THE charge sheet against Alison Saunders is a considerable one after it emerged that the Director of Public Prosecutions is leaving her post and not seeking a new contract that would, in all likelihood, not have been forthcoming from the Government.
She had to exempt herself from proceedings relating to the 1989 Hillsborough disaster, one of the most complex criminal justice cases ever undertaken in this country, after it emerged that she cautioned against a second inquest over 30 years ago in a case brought by the late campaigner Anne Williams.
She courted controversy when her decision not to pursue child abuse charges against Labour peer Lord Janner because of the health of the accused was subsequently overturned.
And, more recently, she was left with questions to answer over the Crown Prosecution Service’s handling of phone hacking cases and failure to disclose critical evidence in a number of high-profile rape trials that subsequently collapsed.
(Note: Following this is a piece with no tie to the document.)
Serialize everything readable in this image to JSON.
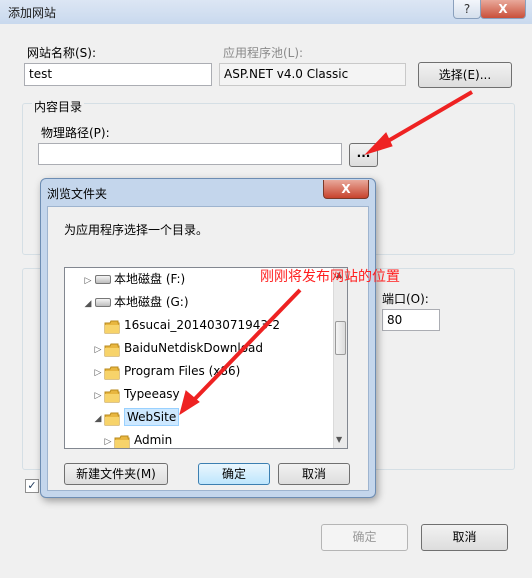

Though Ms Saunders did successfully prosecute two men for the murder of teenager Stephen Lawrence in London in 1993, and had to contend, as DPP, with significant cuts to budgets and personnel, she increasingly found herself bereft of public trust.
This is a key public position – decisions taken by the head of the CPS are fundamental to the delivery of criminal justice and there needs to be confidence and consistency in decision-making. That said, Ms Saunders has been let down by a succession of Justice Ministers who promise new laws and rights for victims – and then fail to implement their promises. They, too, also have a case to answer.